ECLI:NL:HR:2017:2662

Hoge Raad

Datum uitspraak
20 oktober 2017
Publicatiedatum
19 oktober 2017
Zaaknummer
17/01796
Instantie
Hoge Raad
Type
Uitspraak
Rechtsgebied
Bestuursrecht; Belastingrecht
Procedures
  • Cassatie
Vindplaatsen
  • Rechtspraak.nl
AI samenvatting door LexboostAutomatisch gegenereerd

Niet-ontvankelijkheid van het beroep in cassatie inzake naheffingsaanslag parkeerbelastingen gemeente Den Haag

In deze zaak heeft de Hoge Raad op 20 oktober 2017 uitspraak gedaan over het beroep in cassatie van een belanghebbende tegen een uitspraak van de Rechtbank Den Haag. De zaak betreft een naheffingsaanslag in de parkeerbelastingen van de gemeente Den Haag, opgelegd aan de belanghebbende. De Rechtbank had op 17 februari 2017 uitspraak gedaan, en een afschrift van deze uitspraak was op 22 februari 2017 aangetekend aan de partijen verzonden.

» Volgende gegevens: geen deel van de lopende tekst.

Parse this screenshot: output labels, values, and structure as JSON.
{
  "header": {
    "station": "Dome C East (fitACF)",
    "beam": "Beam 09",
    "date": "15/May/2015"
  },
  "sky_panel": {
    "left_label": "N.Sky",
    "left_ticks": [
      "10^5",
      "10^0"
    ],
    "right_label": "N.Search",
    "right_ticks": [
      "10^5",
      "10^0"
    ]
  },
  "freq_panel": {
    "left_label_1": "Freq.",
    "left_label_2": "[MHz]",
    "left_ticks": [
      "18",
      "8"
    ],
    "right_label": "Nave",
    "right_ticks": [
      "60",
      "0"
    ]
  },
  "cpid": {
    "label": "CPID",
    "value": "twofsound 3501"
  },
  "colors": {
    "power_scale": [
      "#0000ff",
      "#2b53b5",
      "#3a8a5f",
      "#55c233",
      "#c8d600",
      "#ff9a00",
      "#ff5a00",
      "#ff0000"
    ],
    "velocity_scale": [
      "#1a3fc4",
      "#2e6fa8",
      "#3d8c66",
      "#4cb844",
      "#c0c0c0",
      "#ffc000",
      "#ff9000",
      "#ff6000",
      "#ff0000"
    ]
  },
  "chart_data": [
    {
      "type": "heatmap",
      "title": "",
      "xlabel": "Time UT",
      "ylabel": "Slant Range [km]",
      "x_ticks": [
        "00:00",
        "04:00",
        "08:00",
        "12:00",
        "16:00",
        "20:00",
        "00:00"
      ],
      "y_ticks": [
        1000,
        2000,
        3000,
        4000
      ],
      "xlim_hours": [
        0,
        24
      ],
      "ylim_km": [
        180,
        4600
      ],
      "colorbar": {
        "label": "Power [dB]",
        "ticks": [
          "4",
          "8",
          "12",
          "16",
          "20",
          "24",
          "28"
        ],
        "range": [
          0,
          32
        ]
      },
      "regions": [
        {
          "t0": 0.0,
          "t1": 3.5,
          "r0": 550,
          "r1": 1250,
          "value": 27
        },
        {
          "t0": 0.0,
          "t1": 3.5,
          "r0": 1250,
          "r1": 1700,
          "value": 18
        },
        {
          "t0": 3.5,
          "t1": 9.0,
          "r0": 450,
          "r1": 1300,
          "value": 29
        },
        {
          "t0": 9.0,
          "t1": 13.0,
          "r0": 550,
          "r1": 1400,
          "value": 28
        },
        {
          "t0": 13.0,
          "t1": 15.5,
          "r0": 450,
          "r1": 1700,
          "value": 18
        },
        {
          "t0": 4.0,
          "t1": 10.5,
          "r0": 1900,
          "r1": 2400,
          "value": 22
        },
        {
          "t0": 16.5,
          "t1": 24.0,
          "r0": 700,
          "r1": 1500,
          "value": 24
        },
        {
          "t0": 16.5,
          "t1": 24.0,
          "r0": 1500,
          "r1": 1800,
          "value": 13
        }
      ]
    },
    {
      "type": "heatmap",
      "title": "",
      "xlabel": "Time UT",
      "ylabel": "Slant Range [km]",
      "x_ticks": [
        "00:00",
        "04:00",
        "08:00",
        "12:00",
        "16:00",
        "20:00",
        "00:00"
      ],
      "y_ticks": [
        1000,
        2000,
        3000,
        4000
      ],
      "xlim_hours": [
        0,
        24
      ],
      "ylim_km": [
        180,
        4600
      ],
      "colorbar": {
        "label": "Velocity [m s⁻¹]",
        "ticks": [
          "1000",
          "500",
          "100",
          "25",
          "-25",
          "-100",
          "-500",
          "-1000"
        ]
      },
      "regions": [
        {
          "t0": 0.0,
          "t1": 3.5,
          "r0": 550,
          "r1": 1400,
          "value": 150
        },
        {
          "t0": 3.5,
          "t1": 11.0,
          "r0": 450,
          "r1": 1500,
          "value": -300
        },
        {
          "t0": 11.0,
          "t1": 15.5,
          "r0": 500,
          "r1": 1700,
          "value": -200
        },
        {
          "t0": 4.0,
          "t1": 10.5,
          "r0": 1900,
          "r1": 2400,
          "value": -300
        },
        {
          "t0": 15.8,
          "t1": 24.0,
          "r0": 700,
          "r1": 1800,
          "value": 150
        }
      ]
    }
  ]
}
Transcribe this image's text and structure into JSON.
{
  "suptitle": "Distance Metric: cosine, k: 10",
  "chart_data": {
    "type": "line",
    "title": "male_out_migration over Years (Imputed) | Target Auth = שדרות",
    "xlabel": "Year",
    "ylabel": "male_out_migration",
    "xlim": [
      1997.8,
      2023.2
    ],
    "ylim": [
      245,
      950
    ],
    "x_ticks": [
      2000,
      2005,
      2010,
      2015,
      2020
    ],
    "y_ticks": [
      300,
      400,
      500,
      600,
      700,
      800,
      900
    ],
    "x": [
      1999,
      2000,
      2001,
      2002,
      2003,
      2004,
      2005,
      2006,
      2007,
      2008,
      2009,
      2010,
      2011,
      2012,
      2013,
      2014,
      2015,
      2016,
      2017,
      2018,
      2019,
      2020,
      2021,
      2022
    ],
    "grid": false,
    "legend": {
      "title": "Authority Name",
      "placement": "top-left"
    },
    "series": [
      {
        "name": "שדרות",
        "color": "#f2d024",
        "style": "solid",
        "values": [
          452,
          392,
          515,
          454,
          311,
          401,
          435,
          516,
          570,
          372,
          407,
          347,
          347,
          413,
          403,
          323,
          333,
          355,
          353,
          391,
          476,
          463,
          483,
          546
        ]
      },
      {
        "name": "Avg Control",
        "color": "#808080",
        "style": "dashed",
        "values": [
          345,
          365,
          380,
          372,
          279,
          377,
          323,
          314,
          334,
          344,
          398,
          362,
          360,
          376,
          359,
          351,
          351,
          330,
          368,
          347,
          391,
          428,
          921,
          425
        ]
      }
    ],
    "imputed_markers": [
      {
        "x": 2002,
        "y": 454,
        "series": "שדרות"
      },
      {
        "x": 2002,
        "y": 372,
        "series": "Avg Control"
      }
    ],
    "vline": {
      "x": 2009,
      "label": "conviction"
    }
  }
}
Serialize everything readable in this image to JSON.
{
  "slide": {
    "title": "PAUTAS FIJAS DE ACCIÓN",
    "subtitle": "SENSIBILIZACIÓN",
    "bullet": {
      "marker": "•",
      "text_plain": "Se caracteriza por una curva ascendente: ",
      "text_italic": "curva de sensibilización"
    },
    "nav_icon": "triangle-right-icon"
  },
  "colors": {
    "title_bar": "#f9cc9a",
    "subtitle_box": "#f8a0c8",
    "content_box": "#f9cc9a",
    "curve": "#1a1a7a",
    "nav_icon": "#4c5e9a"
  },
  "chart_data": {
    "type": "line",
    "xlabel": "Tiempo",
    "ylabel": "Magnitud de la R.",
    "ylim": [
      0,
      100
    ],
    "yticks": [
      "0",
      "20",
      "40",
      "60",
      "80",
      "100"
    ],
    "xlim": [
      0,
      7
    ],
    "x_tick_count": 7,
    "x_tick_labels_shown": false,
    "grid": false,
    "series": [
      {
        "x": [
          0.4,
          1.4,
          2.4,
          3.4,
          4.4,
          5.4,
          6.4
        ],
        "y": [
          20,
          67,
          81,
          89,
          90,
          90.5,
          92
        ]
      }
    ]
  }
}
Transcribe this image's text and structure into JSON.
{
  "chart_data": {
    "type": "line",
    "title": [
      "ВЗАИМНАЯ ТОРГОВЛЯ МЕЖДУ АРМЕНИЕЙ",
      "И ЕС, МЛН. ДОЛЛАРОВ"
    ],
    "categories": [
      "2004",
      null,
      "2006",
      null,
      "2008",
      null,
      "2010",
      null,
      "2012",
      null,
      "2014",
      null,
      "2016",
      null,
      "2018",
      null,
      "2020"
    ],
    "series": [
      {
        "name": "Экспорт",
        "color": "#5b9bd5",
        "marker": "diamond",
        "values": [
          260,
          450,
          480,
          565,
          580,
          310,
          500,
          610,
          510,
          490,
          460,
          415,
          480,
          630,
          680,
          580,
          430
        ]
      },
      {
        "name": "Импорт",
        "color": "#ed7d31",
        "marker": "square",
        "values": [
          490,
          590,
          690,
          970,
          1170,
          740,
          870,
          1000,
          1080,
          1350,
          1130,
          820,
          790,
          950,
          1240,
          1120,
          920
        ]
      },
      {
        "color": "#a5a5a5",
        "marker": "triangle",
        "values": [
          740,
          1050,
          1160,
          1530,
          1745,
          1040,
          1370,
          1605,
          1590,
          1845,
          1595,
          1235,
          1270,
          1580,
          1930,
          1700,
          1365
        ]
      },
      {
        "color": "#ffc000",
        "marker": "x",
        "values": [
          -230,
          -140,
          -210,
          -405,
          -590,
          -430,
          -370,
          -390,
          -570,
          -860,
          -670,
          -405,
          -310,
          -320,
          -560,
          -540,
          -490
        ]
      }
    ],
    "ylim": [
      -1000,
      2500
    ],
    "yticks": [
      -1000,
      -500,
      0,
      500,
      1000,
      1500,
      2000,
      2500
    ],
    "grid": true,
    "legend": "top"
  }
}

Het beroepschrift in cassatie is op 11 april 2017 ter griffie van de Hoge Raad binnengekomen, wat betekent dat het niet binnen de wettelijke termijn van zes weken, zoals gesteld in artikel 6:7 van de Algemene wet bestuursrecht (Awb), is ingediend. De termijn eindigde op 5 april 2017. De griffier van de Hoge Raad heeft de belanghebbende op 14 april 2017 in de gelegenheid gesteld om te verklaren waarom de beroepstermijn was overschreden. De argumenten die de belanghebbende in zijn brief van 27 april 2017 aanvoerde, werden door de Hoge Raad niet als voldoende geacht om te concluderen dat de belanghebbende niet in verzuim was.

Gelet op deze overwegingen heeft de Hoge Raad besloten het beroep in cassatie niet-ontvankelijk te verklaren. Tevens zijn er geen termen aanwezig voor een veroordeling in de proceskosten. De uitspraak is gedaan door de raadsheer J. Wortel als voorzitter, samen met de raadsheren Th. Groeneveld en A.F.M.Q. Beukers-van Dooren, en is openbaar uitgesproken op 20 oktober 2017.

Uitspraak

20 oktober 2017
Nr. 17/01796
Arrest
gewezen op het beroep in cassatie van
[X]te
[Z](hierna: belanghebbende) tegen de uitspraak van de
Rechtbank Den Haagvan 17 februari 2017, nr. SGR 16/8305 V, betreffende de aan belanghebbende opgelegde naheffingsaanslag in de parkeerbelastingen van de gemeente Den Haag.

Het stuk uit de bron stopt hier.